A darkness that can’t always be seen through.

After the darkness there is always more light

I let friendship be the light that guides me into sunrise when I’m faced with dark moments. Genuine friendship is an ecstatic force, whether it be giving or receiving love. Last night, I felt depressed. I had a call from a friend who explained he was feeling depressed as well.

We both admitted that we felt better after our energy exchange.

I had a hard weekend in general. I’ve been finding it difficult to make decisions lately. I feel no flow and no light. I feel blocked.

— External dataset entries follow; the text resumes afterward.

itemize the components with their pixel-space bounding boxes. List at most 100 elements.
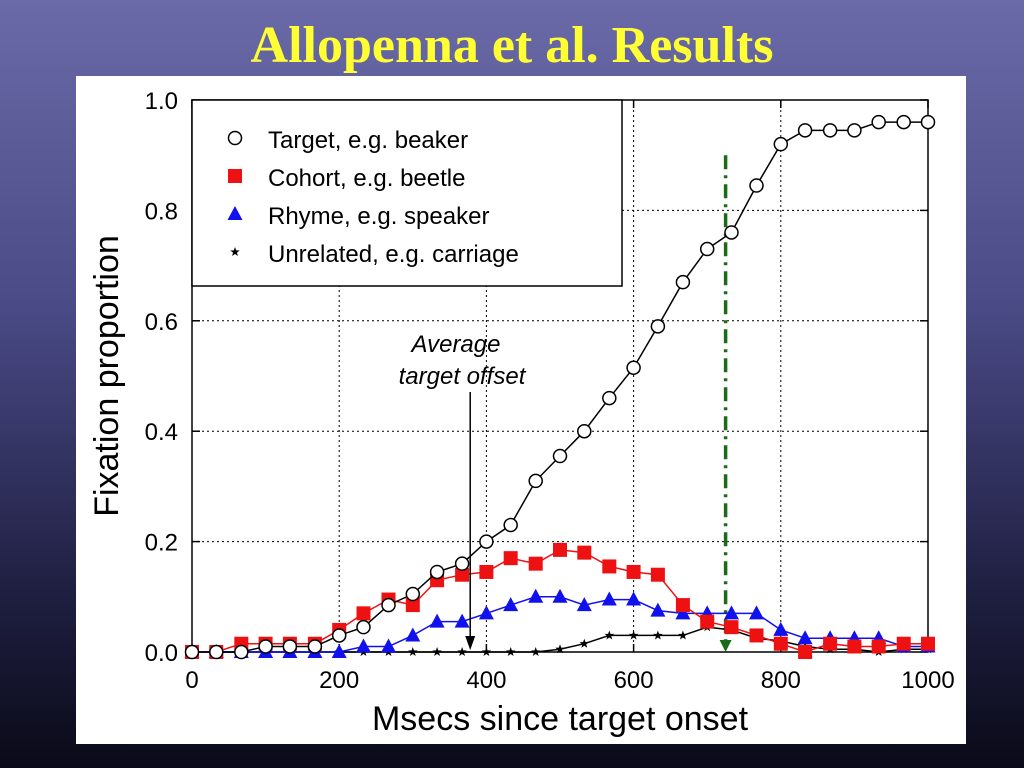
data-point [528, 588, 544, 603]
data-point [797, 123, 813, 138]
data-point [356, 606, 371, 621]
data-point [678, 630, 688, 640]
data-point [530, 647, 541, 657]
y-tick-label: 0.2 [145, 530, 178, 557]
data-point [528, 473, 543, 489]
data-point [478, 605, 494, 620]
x-tick-label: 200 [319, 667, 359, 694]
y-tick-label: 0.8 [145, 198, 178, 225]
data-point [797, 630, 813, 645]
annotation-line-2: target offset [399, 363, 527, 390]
data-point [479, 564, 494, 579]
data-point [921, 636, 935, 651]
data-point [355, 638, 371, 653]
annotation-layer: Average target offset [399, 331, 527, 650]
data-point [650, 567, 665, 582]
data-point [479, 534, 494, 549]
legend-marker-star [230, 247, 240, 257]
data-point [896, 114, 911, 130]
data-point [896, 636, 911, 651]
legend: Target, e.g. beaker Cohort, e.g. beetle Rh… [191, 99, 623, 287]
data-point [405, 586, 421, 602]
data-point [405, 598, 420, 613]
data-point [408, 647, 418, 657]
data-point [457, 647, 467, 657]
data-point [356, 619, 371, 635]
x-tick-label: 800 [761, 667, 801, 694]
data-point [602, 390, 617, 406]
data-point [577, 545, 592, 560]
data-point [429, 613, 445, 628]
data-point [552, 588, 568, 603]
data-point [871, 114, 886, 130]
x-tick-label: 600 [614, 667, 654, 694]
data-point [454, 556, 470, 571]
data-point [503, 597, 519, 612]
x-tick-label: 0 [185, 667, 198, 694]
data-point [749, 605, 765, 620]
data-point [184, 644, 200, 660]
legend-label: Cohort, e.g. beetle [268, 165, 465, 192]
data-point [405, 627, 421, 642]
data-point [503, 551, 518, 566]
annotation-arrowhead [465, 636, 476, 650]
y-axis-title: Fixation proportion [88, 235, 126, 517]
series-3 [187, 622, 933, 657]
data-point [675, 274, 691, 290]
y-tick-label: 0.0 [145, 640, 178, 667]
data-point [798, 645, 813, 659]
data-point [503, 517, 518, 533]
data-point [577, 423, 592, 439]
data-point [432, 647, 442, 657]
data-point [724, 225, 739, 240]
legend-box [191, 99, 623, 287]
data-point [626, 591, 642, 606]
data-point [822, 123, 838, 138]
data-point [773, 636, 788, 651]
data-point [576, 597, 592, 612]
data-point [626, 360, 641, 375]
data-point [505, 647, 516, 657]
data-point [920, 114, 936, 130]
data-point [847, 639, 862, 654]
data-point [773, 621, 789, 636]
data-point [454, 613, 470, 628]
axis-ticks: 0 200 400 600 800 1000 0.0 0.2 0.4 0.6 0.8 1.0 [145, 88, 955, 694]
data-point [724, 620, 739, 635]
data-point [700, 614, 715, 629]
data-point [847, 123, 862, 138]
reference-line-layer [719, 155, 732, 652]
data-point [723, 605, 739, 620]
data-point [675, 598, 690, 613]
data-point [553, 542, 567, 557]
legend-marker-triangle [227, 206, 243, 220]
data-point [602, 559, 617, 574]
reference-line-arrowhead [719, 640, 732, 652]
data-point [381, 597, 396, 613]
data-point [234, 644, 249, 660]
data-point [528, 556, 543, 571]
data-point [650, 602, 666, 617]
data-point [307, 639, 323, 654]
x-axis-title: Msecs since target onset [372, 700, 749, 738]
data-point [604, 630, 615, 640]
y-tick-label: 0.4 [145, 419, 178, 446]
legend-marker-circle [227, 130, 243, 146]
data-point [653, 630, 663, 640]
data-point [699, 241, 715, 257]
legend-label: Rhyme, e.g. speaker [268, 203, 489, 230]
data-point [626, 564, 641, 579]
y-tick-label: 0.6 [145, 309, 178, 336]
data-point [555, 644, 565, 654]
data-point [331, 644, 347, 658]
data-point [258, 639, 273, 654]
data-point [628, 630, 639, 640]
series-0 [184, 114, 936, 660]
annotation-line-1: Average [410, 331, 501, 358]
legend-marker-square [228, 169, 242, 183]
series-layer [184, 114, 936, 660]
x-tick-label: 400 [466, 667, 506, 694]
data-point [749, 628, 764, 643]
data-point [429, 564, 445, 580]
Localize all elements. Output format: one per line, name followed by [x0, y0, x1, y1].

I allowed some light to enter into my heart with a small, adventurous, artistic day in Montana del Oro. A good friend of mine led some yoga asanas, while some others were equipped with cameras to capture our activities. I remained alongside the flow, playing my djembe (African Drum) on the side.

Drumming for the Light
Drumming for the Light

Nature as a path to the light

The darkest moments are usually caused by a mere impediment of the mind. They are caused by flaws in thought. In ignorance of thought. For example, when I think about school, I immediately feel stress over my grades. I think this way because I’ve been raised and conditioned to think that my grades are worth obsessing over, that they deserve to have control over my wellness, and that they define me.

Anyone reading this knows the truth, however, that grades aren’t a defining factor, and that they simply aren’t worth any decrease in wellness. Matter of fact, my envisioned future has no real resonance with having to make good grades.

Returning to nature is important when the mind is in need of tuning. Nature is us in our natural state. The trees let the wind take their leaves and move their boughs with no resistance. The waves fear not crashing, nor retreating back to the sea.

After our jam session, we loafed on the seashore and watched the waves. Some of us went in the water, and some lingered with the sea-breeze. The talking and the sound of the waves gave me a slight high that any trouble in my mind couldn’t resist against.

The walk back to the car was precious. The Eucalyptus trees swayed in whispers while any nuance of sorrow seeped from my heart space.